Video and audio media player software for macOS

Elmedia Player is a freemium media player developed by Electronic Team, Inc. Founded in 2000 as an alternative to QuickTime, it is offered for the macOS operation system. According to the company, the software has 1 million users as of August 2017.

== History ==
Its developer, formerly known as Eltima Software, was founded in 2000 and based in US.

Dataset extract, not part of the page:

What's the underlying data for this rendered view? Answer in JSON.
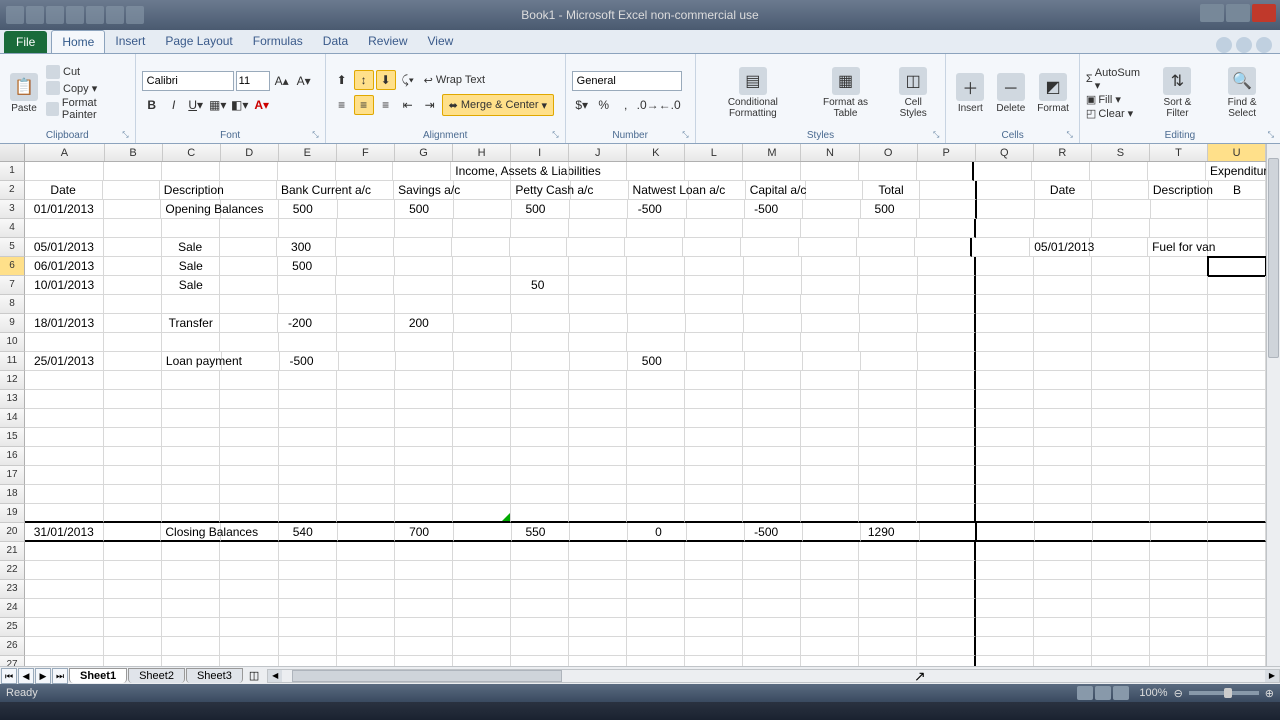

On October 19, 2017, the free version of the media player was reported to have contained a malware trojan due to a security breach. Vice reported that nearly 1,000 users downloaded compromised files. Within a short time, the developers stopped the spread of this malware successfully.

== Media formats ==
Elmedia is capable of playing the following formats:

- Video: MPEG2, MPEG4, H.264/AVC, H.265/HEVC, H.266/VVC.
- Audio: MP3, AAC, MP2, Monkey's Audio, Vorbis, WAV, WMA, FLAC.
- Container: AVI, MKV, VOB, MP4, WEBM

In the July 2023 update, the developers integrated support for H.266/VVC standard, allowing VVC playback up to 8K.

Elmedia Player also allows streaming to Chromecast, Smart TVs, Apple TV, Airplay, and DLNA-compatible devices as well as mirroring iPhone/iPad screens.